A crowdfunding campaign is confident of trumping a Chinese-led bid for Australia’s largest landholder, S. Kidman and Co, as it taps home-grown sentiment.
Property crowdfunding business DomaCom has received $70 million in pledges as it looks to match or beat a $371 million bid for S. Kidman & Co.
China's Dakang Australia Holdings plans to acquire 80 per cent of Kidman while Australian Rural Capital (ARC) Ltd is looking to take the remaining 20 per cent stake, subject to approval by the Foreign Investment Review Board.
DomaCom chief executive Arthur Naoumidis said almost 5000 investors had pledged between $2500 and $1 million as they looked to have a "social outcome" from their investments.

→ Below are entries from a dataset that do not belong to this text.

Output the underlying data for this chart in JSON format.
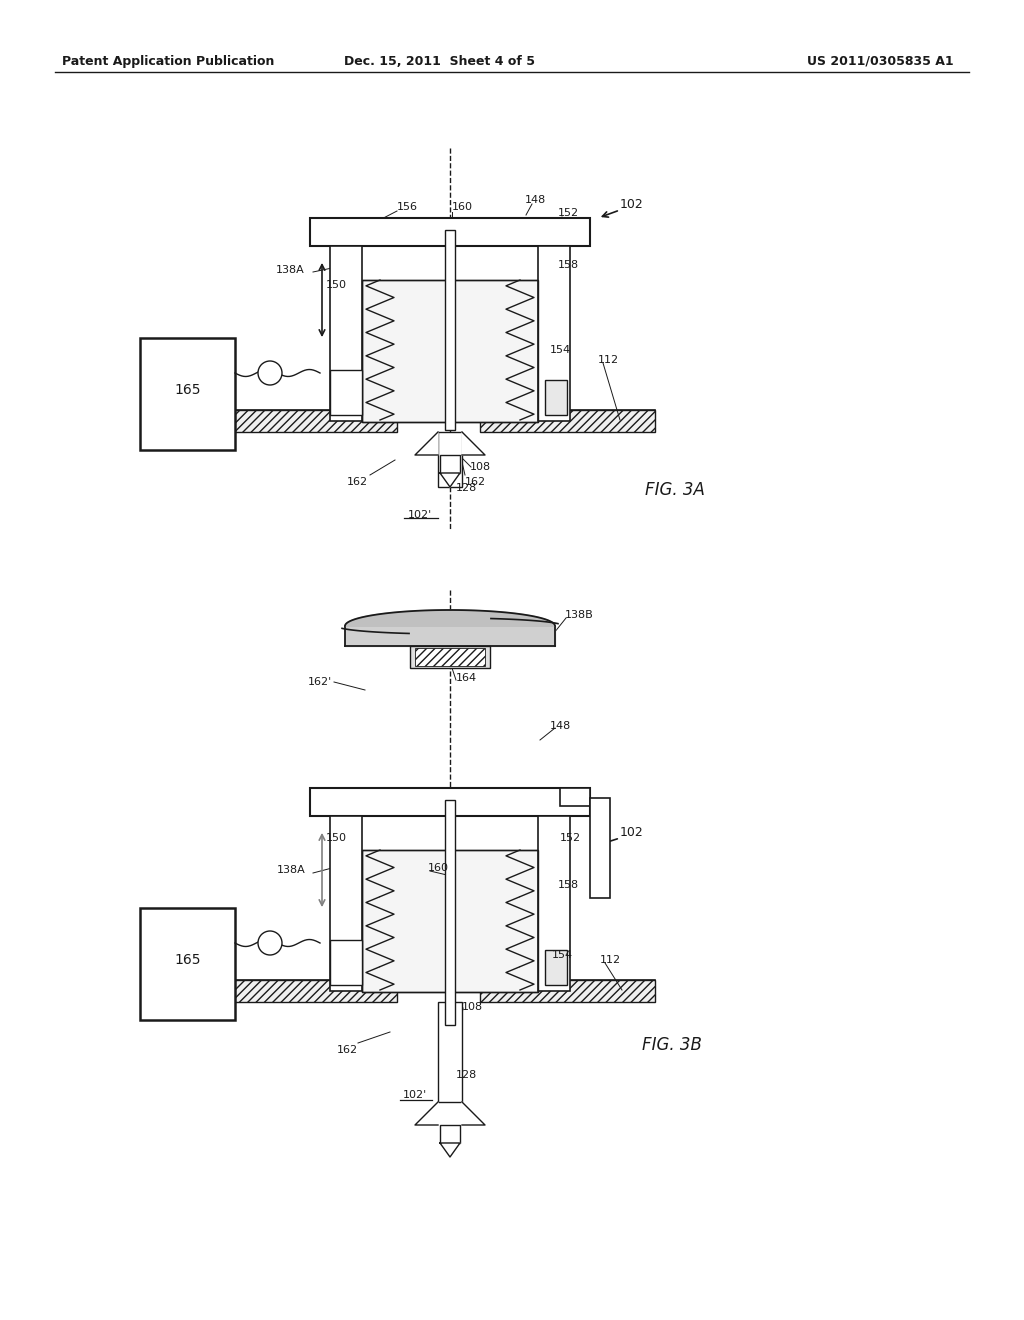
{
  "background_color": "#ffffff",
  "header_left": "Patent Application Publication",
  "header_center": "Dec. 15, 2011  Sheet 4 of 5",
  "header_right": "US 2011/0305835 A1",
  "fig3a_label": "FIG. 3A",
  "fig3b_label": "FIG. 3B",
  "page_width": 10.24,
  "page_height": 13.2
}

"They're saying I do care about my super fund and my cash needs to give me a return, but I also care about the Australia I leave for my children and this is a transaction I want to be proud of," Mr Naoumidis told AAP.

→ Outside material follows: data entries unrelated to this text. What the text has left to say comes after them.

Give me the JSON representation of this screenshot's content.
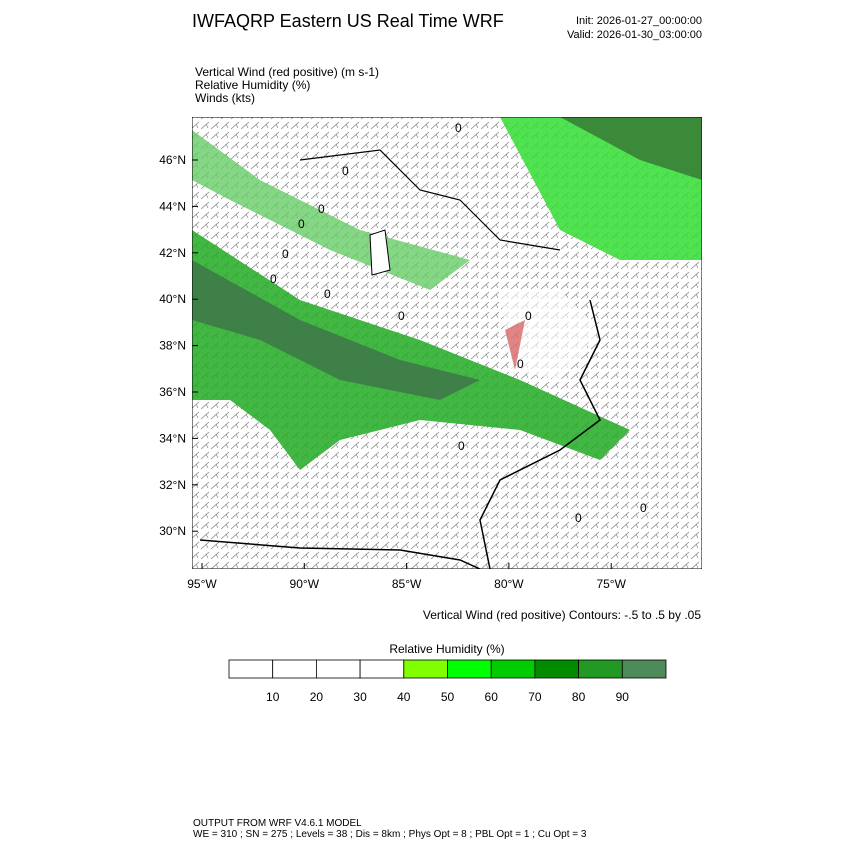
{
  "header": {
    "title": "IWFAQRP Eastern US Real Time WRF",
    "init": "Init: 2026-01-27_00:00:00",
    "valid": "Valid: 2026-01-30_03:00:00"
  },
  "fields": [
    "Vertical Wind (red positive)   (m s-1)",
    "Relative Humidity   (%)",
    "Winds   (kts)"
  ],
  "map": {
    "lat_ticks": [
      "46°N",
      "44°N",
      "42°N",
      "40°N",
      "38°N",
      "36°N",
      "34°N",
      "32°N",
      "30°N"
    ],
    "lon_ticks": [
      "95°W",
      "90°W",
      "85°W",
      "80°W",
      "75°W"
    ],
    "contour_labels": [
      "0",
      "0",
      "0",
      "0",
      "0",
      "0",
      "0",
      "0",
      "0",
      "0",
      "0",
      "0",
      "0"
    ],
    "contour_note": "Vertical Wind (red positive) Contours: -.5 to .5 by .05"
  },
  "colorbar": {
    "title": "Relative Humidity  (%)",
    "colors": [
      "#ffffff",
      "#ffffff",
      "#ffffff",
      "#ffffff",
      "#80ff00",
      "#00ff00",
      "#00cc00",
      "#008b00",
      "#229922",
      "#4f8a5a"
    ],
    "labels": [
      "10",
      "20",
      "30",
      "40",
      "50",
      "60",
      "70",
      "80",
      "90"
    ]
  },
  "footer": {
    "line1": "OUTPUT FROM WRF V4.6.1 MODEL",
    "line2": "WE = 310 ; SN = 275 ; Levels = 38 ; Dis = 8km ; Phys Opt = 8 ; PBL Opt = 1 ; Cu Opt = 3"
  }
}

"Instead of sitting on the sidelines whingeing about foreigners, let's put my money where my mouth is."
Australians should consider whether Kidman would be run as a profitable commercial enterprise which paid taxes in Australia and did not need foreign investment approval, he said.
DomaCom is in talks to raise equity capital for a backdoor share market listing as it ramps up its crowdfunding campaign in the coming weeks.
"We believe we can beat the Chinese," Mr Naoumidis said.
S. Kidman & Co runs almost 200,000 cattle over more than 100,000 square kilometres in South Australia, Queensland, Western Australia and the Northern Territory.
Treasurer Scott Morrison has ordered an independent review into the Dakang Australia-led bid and signed an interim order preventing the sale from going ahead for 90 days while he considers national interest implications.
A previous foreign bid to buy Kidman was blocked in November because of national interests.
Food and agribusiness corporate finance adviser David Hassum said Australian investors had been reluctant to invest in agriculture and added that he was tired of the recent focus on Chinese investors.
"We need foreign investment if we're going to grow the sector and it's not just the Chinese," Mr Hassum said.
"There's a lot of money coming in from North America and Europe still and it doesn't seem to be getting the same amount of attention."
Mr Hassum said Australia had depended on foreign investment in the agriculture sector for the past century.